Mit der Entscheidung des BVerfG (2 BvL 5/18 u. a.) wurden die Modalitäten zur Prüfung einer amtsangemessenen Alimentation grundlegend geändert. Die bisherigen Kriterien zur Mindestalimentation – gemessen an der Grundsicherung – sind entfallen. Nunmehr muss die Mindestbesoldung mindestens 80 % des Median-Äquivalenzeinkommens (Prekaritätsschwelle) einer vierköpfigen Familie erreichen. Wird dieser Wert unterschritten, liegt bereits ein Verstoß gegen das Alimentationsprinzip vor – eine weitere Prüfung ist dann entbehrlich.
Wird die Mindestbesoldung erreicht, erfolgt im Rahmen der Fortschreibungsprüfung eine zweistufige Prüfung, ob die Besoldung der allgemeinen wirtschaftlichen und finanziellen Entwicklung folgt. In der ersten Stufe der Fortschreibungsprüfung erfolgt ein Vergleich anhand von vier Parametern:
- Abweichung vom Tariflohnindex (öffentlich-rechtliche Tarifverträge)

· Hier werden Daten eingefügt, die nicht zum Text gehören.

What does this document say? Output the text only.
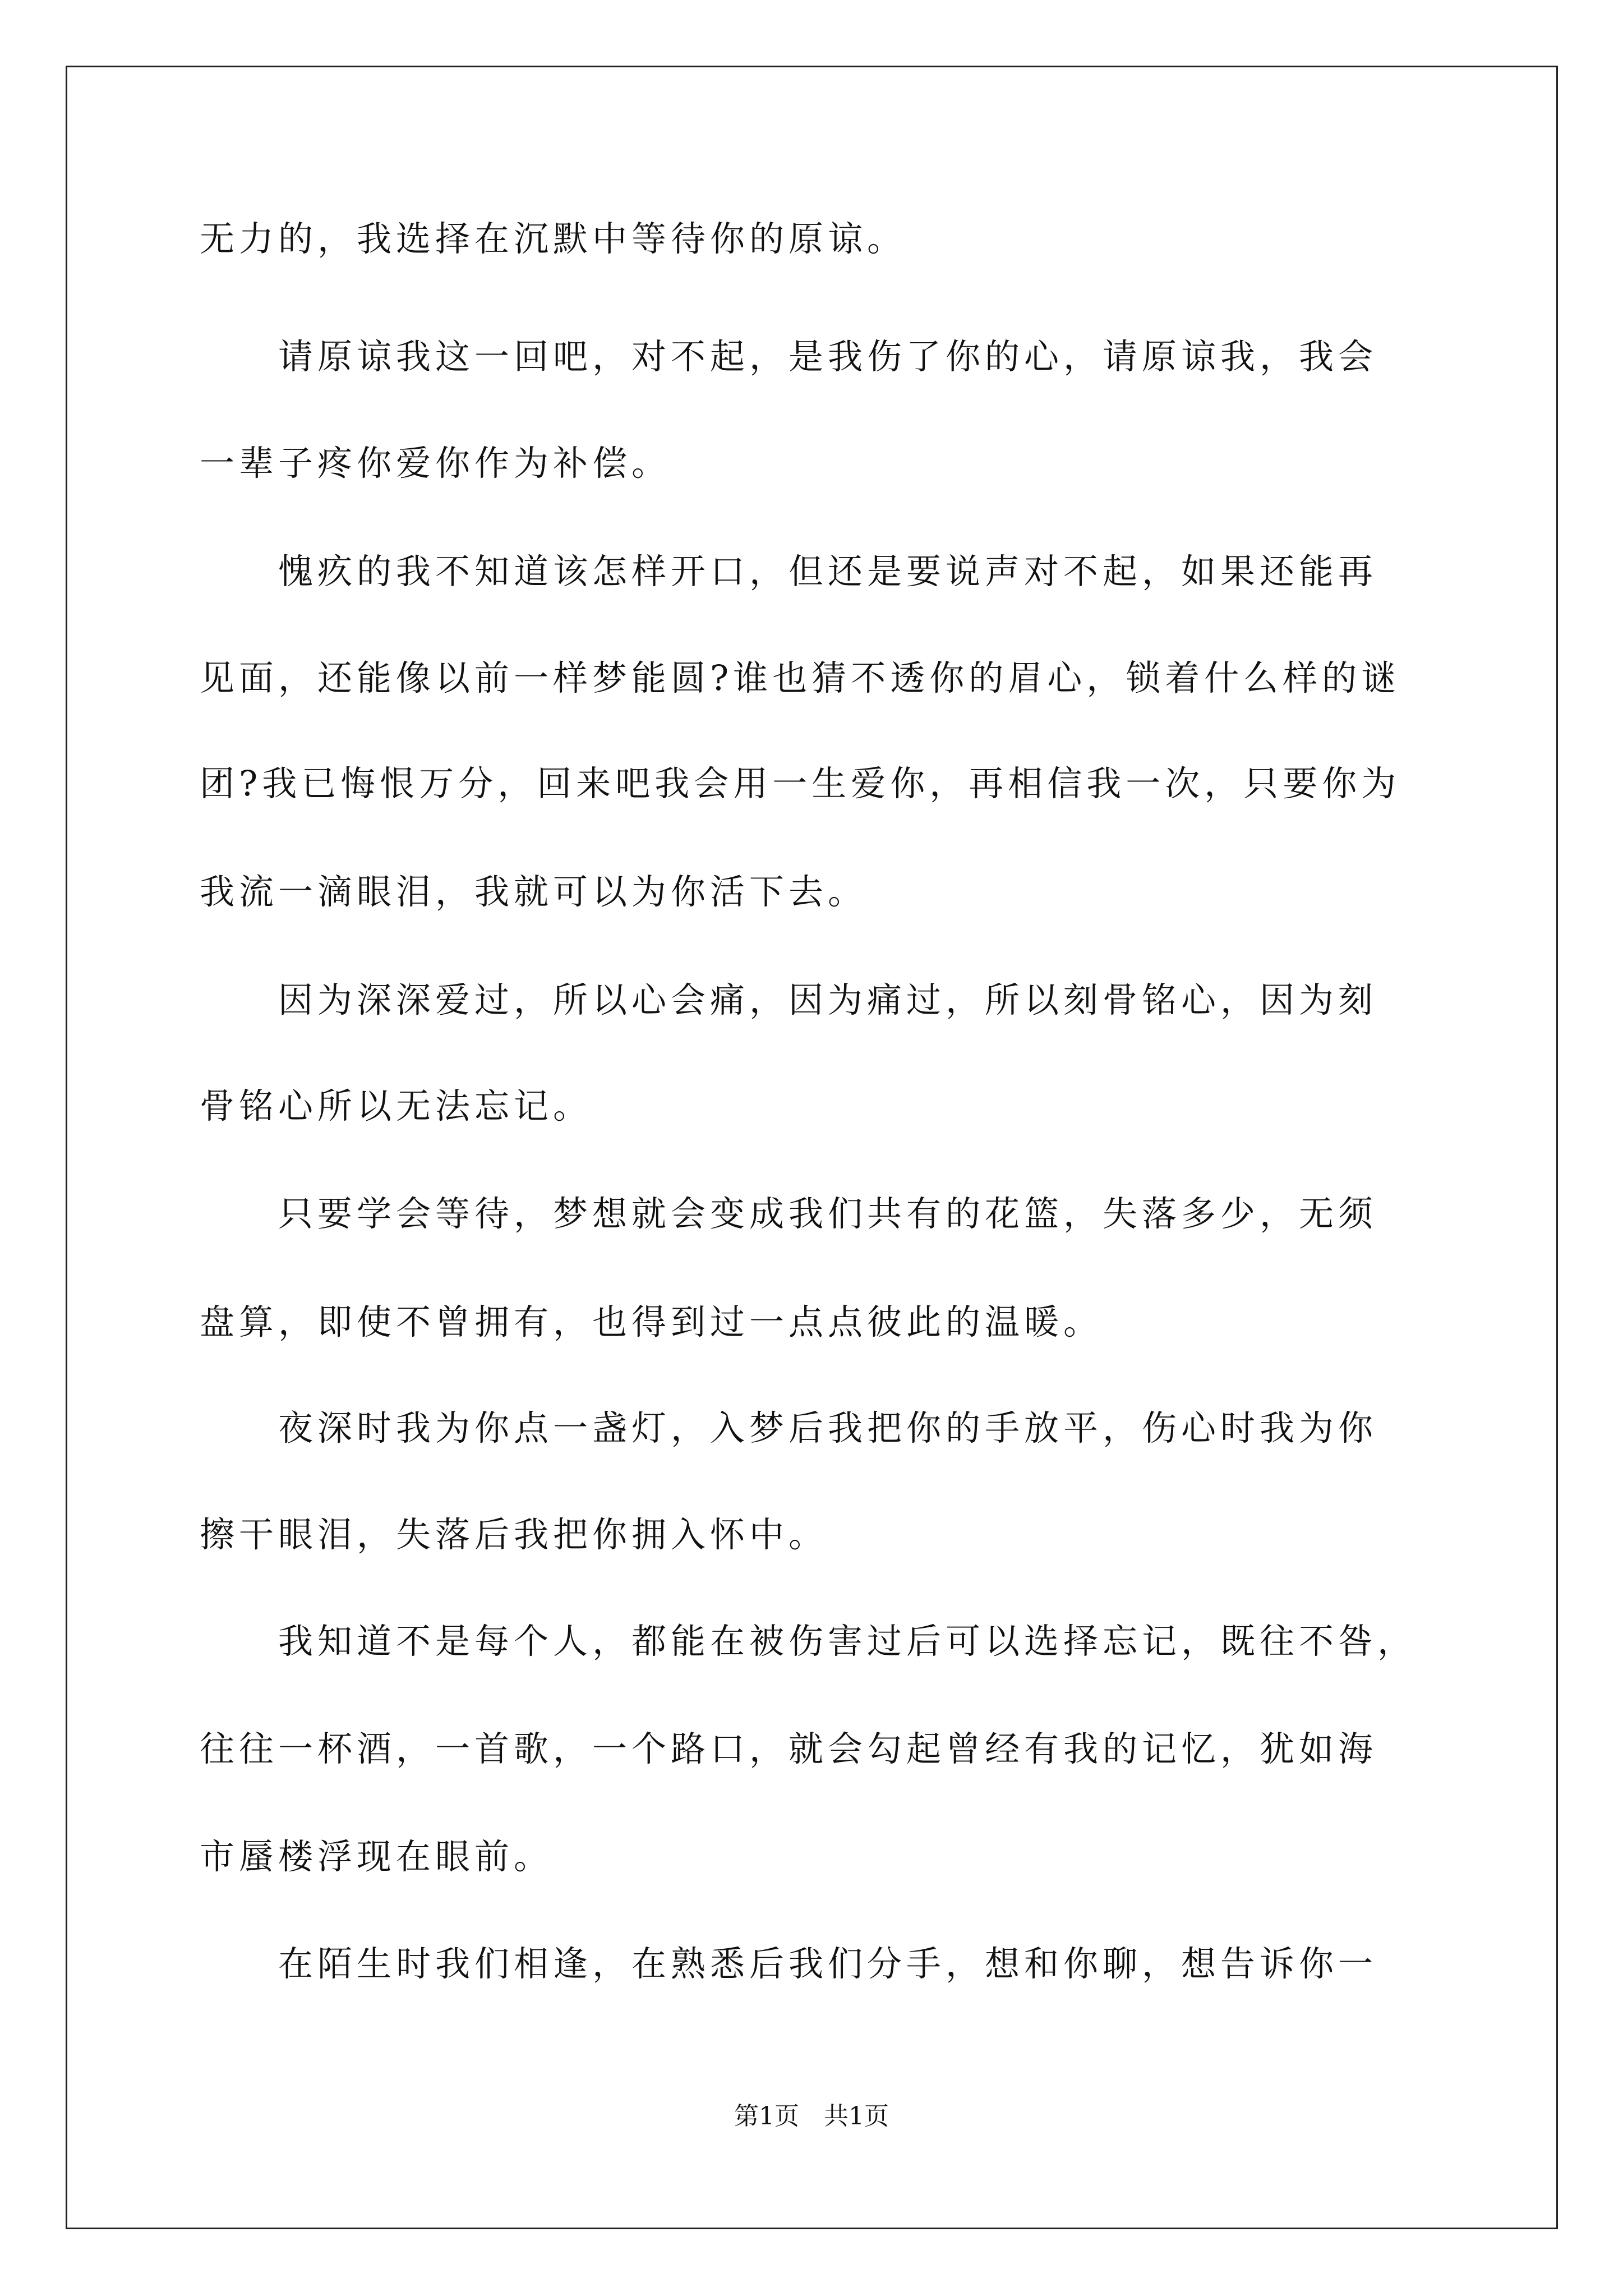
无力的，我选择在沉默中等待你的原谅。
　　请原谅我这一回吧，对不起，是我伤了你的心，请原谅我，我会
一辈子疼你爱你作为补偿。
　　愧疚的我不知道该怎样开口，但还是要说声对不起，如果还能再
见面，还能像以前一样梦能圆?谁也猜不透你的眉心，锁着什么样的谜
团?我已悔恨万分，回来吧我会用一生爱你，再相信我一次，只要你为
我流一滴眼泪，我就可以为你活下去。
　　因为深深爱过，所以心会痛，因为痛过，所以刻骨铭心，因为刻
骨铭心所以无法忘记。
　　只要学会等待，梦想就会变成我们共有的花篮，失落多少，无须
盘算，即使不曾拥有，也得到过一点点彼此的温暖。
　　夜深时我为你点一盏灯，入梦后我把你的手放平，伤心时我为你
擦干眼泪，失落后我把你拥入怀中。
　　我知道不是每个人，都能在被伤害过后可以选择忘记，既往不咎，
往往一杯酒，一首歌，一个路口，就会勾起曾经有我的记忆，犹如海
市蜃楼浮现在眼前。
　　在陌生时我们相逢，在熟悉后我们分手，想和你聊，想告诉你一
第1页　共1页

- Abweichung vom Nominallohnindex
- Abweichung vom Verbraucherpreisindex
- Verstoß gegen das Abstandsgebot (systeminterner Besoldungsvergleich)
→ Eine Abweichung von mindestens 5 % bei den ersten drei Parametern gilt jeweils als Indiz.
→ Sind mindestens zwei Parameter erfüllt, begründet dies eine Vermutung der Unterbesoldung.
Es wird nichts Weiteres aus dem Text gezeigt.